Some twists and turns at the Supreme Court

This article was originally published in The Notebook. In August 2020, The Notebook became Chalkbeat Philadelphia.

Two important education cases were argued in the U. S. Supreme Court this week: Safford Unified School District v. Redding, concerning strip-searches of students, and Horne v. Flores, about services to English language learners.

In the strip-search case, which I discussed in an earlier blog, a student said that she got ibuprofen from another girl. The school then strip-searched the other girl (and found nothing). Outrageous, obviously. Or was it? If you read the transcript of the argument – transcripts are now available on the Supreme Court website a few hours after the argument ends, and it’s almost like being there! – you’ll see how complicated even a "simple" case can become as the Court tries to figure out where a particular approach might lead.
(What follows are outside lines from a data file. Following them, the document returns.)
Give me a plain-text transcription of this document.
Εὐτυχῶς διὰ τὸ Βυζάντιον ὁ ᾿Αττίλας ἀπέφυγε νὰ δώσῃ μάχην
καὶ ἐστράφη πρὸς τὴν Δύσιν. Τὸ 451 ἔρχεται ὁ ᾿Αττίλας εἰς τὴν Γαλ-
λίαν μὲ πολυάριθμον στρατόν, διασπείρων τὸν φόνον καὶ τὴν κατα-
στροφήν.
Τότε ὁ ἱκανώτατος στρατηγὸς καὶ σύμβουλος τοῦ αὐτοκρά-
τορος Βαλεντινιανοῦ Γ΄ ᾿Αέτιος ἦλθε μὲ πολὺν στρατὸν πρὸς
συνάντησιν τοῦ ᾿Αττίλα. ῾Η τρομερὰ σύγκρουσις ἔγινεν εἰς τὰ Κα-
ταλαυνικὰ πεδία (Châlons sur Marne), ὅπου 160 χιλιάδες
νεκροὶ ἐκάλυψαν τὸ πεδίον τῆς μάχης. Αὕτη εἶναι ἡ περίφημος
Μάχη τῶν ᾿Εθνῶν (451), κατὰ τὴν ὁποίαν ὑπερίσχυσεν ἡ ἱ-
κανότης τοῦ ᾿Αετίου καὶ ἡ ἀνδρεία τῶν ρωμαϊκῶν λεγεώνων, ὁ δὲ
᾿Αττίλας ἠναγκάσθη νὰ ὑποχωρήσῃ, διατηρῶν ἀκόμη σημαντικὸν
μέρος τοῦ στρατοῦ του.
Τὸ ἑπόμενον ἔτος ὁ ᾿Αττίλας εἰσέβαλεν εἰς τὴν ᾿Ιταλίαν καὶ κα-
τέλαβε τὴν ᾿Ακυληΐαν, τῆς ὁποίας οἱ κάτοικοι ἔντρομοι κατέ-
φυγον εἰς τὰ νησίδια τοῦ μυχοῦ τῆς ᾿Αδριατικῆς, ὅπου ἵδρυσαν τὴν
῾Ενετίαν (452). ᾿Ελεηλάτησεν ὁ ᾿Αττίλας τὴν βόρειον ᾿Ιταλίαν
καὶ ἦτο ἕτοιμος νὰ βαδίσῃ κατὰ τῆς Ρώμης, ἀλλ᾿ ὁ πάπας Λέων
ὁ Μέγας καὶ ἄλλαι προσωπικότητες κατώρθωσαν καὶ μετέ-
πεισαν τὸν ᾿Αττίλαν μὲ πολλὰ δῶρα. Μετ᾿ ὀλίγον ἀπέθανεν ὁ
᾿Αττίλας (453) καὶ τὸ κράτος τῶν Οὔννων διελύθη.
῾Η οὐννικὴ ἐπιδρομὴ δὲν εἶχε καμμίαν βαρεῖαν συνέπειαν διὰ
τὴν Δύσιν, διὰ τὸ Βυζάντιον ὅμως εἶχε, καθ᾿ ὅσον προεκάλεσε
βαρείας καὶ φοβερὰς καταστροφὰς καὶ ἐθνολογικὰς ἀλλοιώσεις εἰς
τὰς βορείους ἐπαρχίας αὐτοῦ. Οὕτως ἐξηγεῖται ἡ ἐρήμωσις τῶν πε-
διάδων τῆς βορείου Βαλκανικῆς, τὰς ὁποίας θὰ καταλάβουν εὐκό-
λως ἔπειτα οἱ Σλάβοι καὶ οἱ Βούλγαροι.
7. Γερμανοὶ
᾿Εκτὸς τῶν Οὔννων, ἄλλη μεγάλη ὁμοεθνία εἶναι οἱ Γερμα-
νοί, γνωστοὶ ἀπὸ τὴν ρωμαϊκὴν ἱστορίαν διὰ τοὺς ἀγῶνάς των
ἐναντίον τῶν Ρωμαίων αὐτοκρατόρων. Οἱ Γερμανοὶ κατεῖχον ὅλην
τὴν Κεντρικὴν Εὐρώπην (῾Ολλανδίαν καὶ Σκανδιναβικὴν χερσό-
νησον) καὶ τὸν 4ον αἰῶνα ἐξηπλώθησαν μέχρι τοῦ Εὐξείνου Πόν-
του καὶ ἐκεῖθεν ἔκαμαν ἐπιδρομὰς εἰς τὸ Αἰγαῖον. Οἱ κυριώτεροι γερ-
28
To pick just one question, from Justice Souter (among the most liberal of the Justices, and certainly a champion of civil liberties) to the attorney for the student:

"Let’s assume … the principal doesn’t know whether it’s ibuprofen or not. He just knows that there’s a pill and one of the other kids said this person has got pills on — on her person. The principal says, I know as a matter of reliable fact that one student got sick, violently sick, within the past week or so on some pill; we don’t know exactly what it was. We also know within a reasonable period of time from where we are now that there have been kids who died from ingesting dangerous drugs. I’ve got suspicion that some drug is on this kid’s person. My thought process is I would rather have the kid embarrassed by a strip search, if we can’t find anything short of that, than to have some other kids dead because the stuff is distributed at lunchtime and things go awry…. What’s wrong with that reasoning under the Fourth Amendment?

Now [suppose] … they find nothing in the pockets. They find nothing in the pocket book or other garments. The only thing that’s left is a strip search, and that’s where you draw the line. Why do you draw the line there…?"

The English language learner case is even more complicated – as the transcript of that argument shows.

I’d been especially concerned about one of the main contentions made by the state of Arizona, which was that it shouldn’t be found in violation of a federal law known as the Equal Educational Opportunities Act (which mandates services to ELLs) so long as it was “in compliance” with No Child Left Behind.

If this argument succeeded, it seemed to me, English language learners would lose a lot of legal protection (and, by the way, they’re not exactly overly protected now). That’s because NCLB doesn’t really say much about the quality or adequacy of services; it mostly deals with standards and testing and so forth. As the situation in Philadelphia demonstrates, a state or district can “comply” with NCLB’s requirements and still offer severely inadequate programs.

But while the oral argument in the ELL case touched on lots of things, this particular idea — much ballyhooed by Arizona on the way to the Supreme Court — seemed a bit of a lead balloon. None of the Justices appeared all that persuaded that NCLB and the laws on education of ELL students had much to do with each other – which doesn’t really prove anything, but still caused me to breathe more easily.

There was more concern about whether a court can actually order a state to appropriate specific amounts of money to support specific kinds of educational programs; but those sorts of orders don’t occur very often, so a loss there might not be so catastrophic.

As usual, there were bits of humor from several of the Justices, a fair amount of pontificating from others, and complete silence from one (Thomas). In addition, Justice Ginsburg added a little much-needed insight, in the strip-search case, into the experience of being female. Decisions in both cases should come by June.